836 N.W.2d 88 (Iowa 2013)

Constitutional Provision or State Statute

IOWA CONST. art. 1, § 17 (“cruel and unusual punishment”)

Nature of Case

Pearson was 17 years old when she was convicted of first-degree robbery and first-degree burglary. Both convictions carried with them a 25-year sentence which Pearson was ordered to serve consecutively. Before Pearson could be eligible for release, she would have had to serve at least 70% of her sentence—35 years. As in State v. Null, also decided in 2013, this case challenged a term-of-years sentence given to a youth under 18 as an unconstitutional de facto life without parole sentence.

Holding

Requiring youth to serve 35 years in prison before the possibility of release is a de facto life without parole sentence, and sentencing courts must consider the “mitigating features of youth” and the goal of rehabilitation before imposing such lengthy sentences.

Analysis

The court reversed Pearson’s sentence and remanded it with instruction to follow their holding in State v. Null. In Null, the court explained that juveniles are constitutionally different from adults. Relying on a string of U.S. Supreme Court cases, the court identified juveniles as generally lacking maturity, possessing an underdeveloped sense of responsibility, being vulnerable to peer pressure, having a less fixed nature of their character, and being more capable of rehabilitation than adults. The Null court instructed that these “features of youth” are to be treated as mitigating factors that must be considered during sentencing.

Here, the court noted that the district court had explicitly chosen not to regard Pearson’s age as a mitigating factor during sentencing. “[T]he district court indicated it understood the argument that Pearson, as a young person, may lack the ability to appreciate the results of her actions, but then stated that argument doesn’t diminish in any way the results of her actions.” However, as discussed in the U.S. Supreme Court decision Miller v. Alabama, and in the Iowa Supreme Court decision State v. Null, a juvenile’s inability to fully comprehend their actions and the consequences of those actions lessen the juvenile’s culpability and must be treated as a mitigating factor.

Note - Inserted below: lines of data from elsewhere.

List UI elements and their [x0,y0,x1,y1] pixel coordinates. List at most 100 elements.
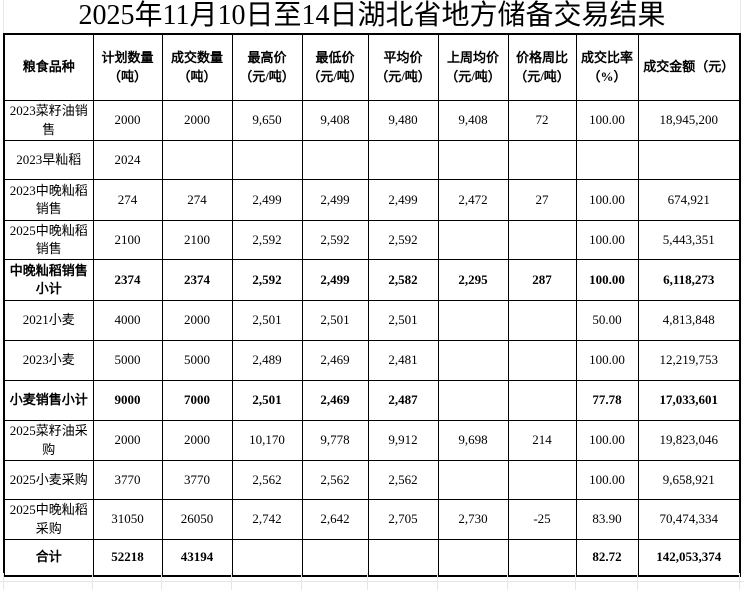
row-label: 小麦销售小计 [3,380,94,421]
faint-gridline [507,573,508,590]
subtotal-row: 小麦销售小计 9000 7000 2,501 2,469 2,487 77.78 17,033… [3,380,741,421]
cell: 2,592 [301,220,369,260]
cell [507,539,577,576]
cell: 70,474,334 [637,499,741,540]
cell: 142,053,374 [637,539,741,576]
cell: 77.78 [575,380,639,421]
cell [437,460,509,500]
faint-gridline [739,573,740,590]
row-label: 2023小麦 [3,340,94,381]
cell: 100.00 [575,220,639,260]
cell: 2,499 [301,259,369,301]
cell: 9,408 [301,100,369,141]
faint-gridline [3,0,4,33]
cell: 100.00 [575,460,639,500]
cell: 72 [507,100,577,141]
cell [437,300,509,341]
cell: 27 [507,179,577,221]
cell: 100.00 [575,340,639,381]
column-header-9: 成交金额（元） [637,33,741,101]
cell: 2,592 [231,259,303,301]
cell: 3770 [161,460,233,500]
column-header-3: 最高价 （元/吨） [231,33,303,101]
cell [437,340,509,381]
column-header-6: 上周均价 （元/吨） [437,33,509,101]
cell: 100.00 [575,179,639,221]
cell [231,539,303,576]
faint-gridline [367,573,368,590]
cell: 100.00 [575,259,639,301]
cell: 10,170 [231,420,303,461]
cell: 214 [507,420,577,461]
cell: 9,698 [437,420,509,461]
cell: 9,912 [367,420,439,461]
cell: 3770 [92,460,163,500]
cell: 2000 [161,420,233,461]
faint-gridline [3,573,4,590]
faint-gridline [231,573,232,590]
cell [437,140,509,180]
row-label: 2023菜籽油销售 [3,100,94,141]
cell: 9,778 [301,420,369,461]
column-header-8: 成交比率 （%） [575,33,639,101]
row-label: 2021小麦 [3,300,94,341]
cell: 9,650 [231,100,303,141]
faint-gridline [575,573,576,590]
row-label: 2025中晚籼稻采购 [3,499,94,540]
cell: 83.90 [575,499,639,540]
faint-gridline [437,573,438,590]
table-row: 2025中晚籼稻销售 2100 2100 2,592 2,592 2,592 100.00 5… [3,220,741,260]
cell: 2,562 [367,460,439,500]
row-label: 2023中晚籼稻销售 [3,179,94,221]
cell: 2,562 [231,460,303,500]
table-row: 2025菜籽油采购 2000 2000 10,170 9,778 9,912 9,698 21… [3,420,741,461]
column-header-1: 计划数量 （吨） [92,33,163,101]
cell: 2,705 [367,499,439,540]
faint-gridline [740,0,741,33]
cell [301,140,369,180]
header-row: 粮食品种 计划数量 （吨） 成交数量 （吨） 最高价 （元/吨） 最低价 （元/吨） 平均… [3,33,741,101]
cell [437,220,509,260]
table-row: 2021小麦 4000 2000 2,501 2,501 2,501 50.00 4,813,… [3,300,741,341]
cell: 2,592 [231,220,303,260]
cell [507,380,577,421]
cell: 2,489 [231,340,303,381]
cell: 2,499 [367,179,439,221]
cell: 2374 [161,259,233,301]
column-header-2: 成交数量 （吨） [161,33,233,101]
cell [637,140,741,180]
results-table: 粮食品种 计划数量 （吨） 成交数量 （吨） 最高价 （元/吨） 最低价 （元/吨） 平均… [3,33,741,577]
table-row: 2023早籼稻 2024 [3,140,741,180]
table-row: 2023菜籽油销售 2000 2000 9,650 9,408 9,480 9,408 72 1… [3,100,741,141]
cell: 2100 [161,220,233,260]
table-body: 2023菜籽油销售 2000 2000 9,650 9,408 9,480 9,408 72 1… [3,100,741,576]
cell: 31050 [92,499,163,540]
cell: 2374 [92,259,163,301]
cell [367,140,439,180]
cell: 2,469 [301,340,369,381]
cell: 18,945,200 [637,100,741,141]
cell: 7000 [161,380,233,421]
cell: 100.00 [575,420,639,461]
cell: 50.00 [575,300,639,341]
table-header: 粮食品种 计划数量 （吨） 成交数量 （吨） 最高价 （元/吨） 最低价 （元/吨） 平均… [3,33,741,101]
cell: 287 [507,259,577,301]
table-row: 2025小麦采购 3770 3770 2,562 2,562 2,562 100.00 9,6… [3,460,741,500]
cell: 82.72 [575,539,639,576]
cell: 2,742 [231,499,303,540]
cell: 2,582 [367,259,439,301]
cell: 274 [92,179,163,221]
faint-gridline [92,573,93,590]
cell: 2,499 [231,179,303,221]
cell: 2,730 [437,499,509,540]
cell [231,140,303,180]
cell: 2,469 [301,380,369,421]
cell [507,340,577,381]
cell: 2100 [92,220,163,260]
cell: 9000 [92,380,163,421]
cell [507,140,577,180]
cell: 9,480 [367,100,439,141]
cell [301,539,369,576]
table-row: 2023中晚籼稻销售 274 274 2,499 2,499 2,499 2,472 27 10… [3,179,741,221]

Moreover, the district court did not focus on Pearson’s potential for rehabilitation when imposing its sentence. The court explained that although predicting the potential of rehabilitation is very difficult, it should consider the goal of rehabilitation in Pearson’s case. Because Pearson was sentenced without having her age and the goal of rehabilitation fully taken into account the court reversed and remanded her sentencing.